Die Patientenveranstaltung beginnt am 29. April um 17.30 Uhr in der Spreewaldklinik Lübben, Raum Lubin. Eine Anmeldung ist nicht erforderlich. Im Anschluss an den Vortrag haben Teilnehmende Gelegenheit, Fragen zu stellen und mit den Experten ins Gespräch zu kommen.
 

Über das Klinikum Dahme-Spreewald 

Unter dem Dach des Klinikums Dahme-Spreewald vereinen sich die beiden Standorte Spreewaldklinik Lübben und das Achenbach-Krankenhaus Königs Wusterhausen. Die beiden Krankenhäuser versorgen jährlich mehr als 25.000 stationäre und mehr als 50.000 ambulante Patientinnen und Patienten. Dafür stehen in den beiden Krankenhäusern der Grund- und Regelversorgung insgesamt 448 Betten in neun Fachbereichen zur Verfügung.

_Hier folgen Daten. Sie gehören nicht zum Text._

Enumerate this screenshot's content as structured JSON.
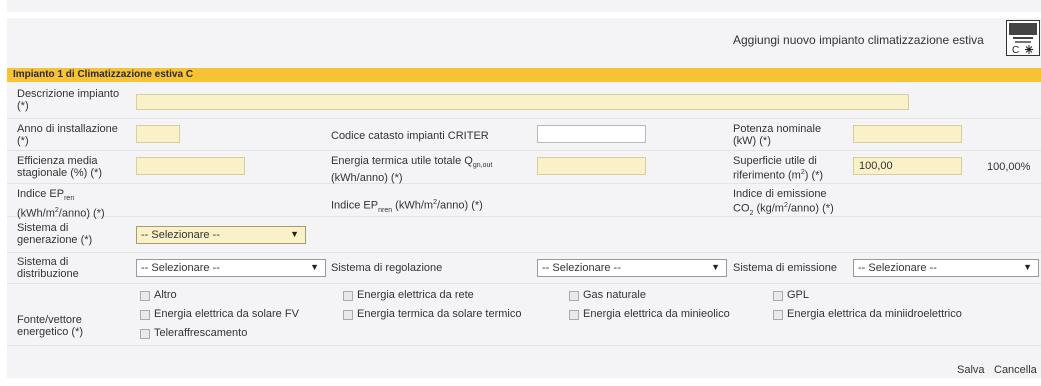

Die jährlich steigende Zahl an versorgten Patienten belegt die Bedeutung und die Akzeptanz einer kompetenten und qualitativ hochwertigen Versorgung in der Region. Besondere Expertise beweist das Klinikum Dahme-Spreewald in der Weichenstellung von zukünftig wichtigen Bereichen. So gehören Palliativmedizin und Spezielle Schmerztherapie schon heute zum fest etablierten Behandlungsspektrum. In der Gesundheitsakademie Heinz-Sielmann, die ebenfalls unter der Trägerschaft des Klinikum Dahme-Spreewald steht werden mehr als 130 Schülerinnen und Schüler auf den Berufsalltag in der Pflege vorbereitet. Die Gesundheitsakademie zählt zu den größten Einrichtungen dieser Art im Land Brandenburg. Ergänzend bestehen seit 2019 ambulante Versorgungsmöglichkeiten. Zunächst durch das Medizinische Versorgungszentrum Dahme-Spreewald in Königs Wusterhausen in den Bereichen Allgemeinmedizin/Innere Medizin, Chirurgie und Kinder- und Jugendmedizin sowie seit 2022 im MVZ Poliklinik Lübben in den Bereichen Allgemeinmedizin, Gynäkologie und Chirurgie.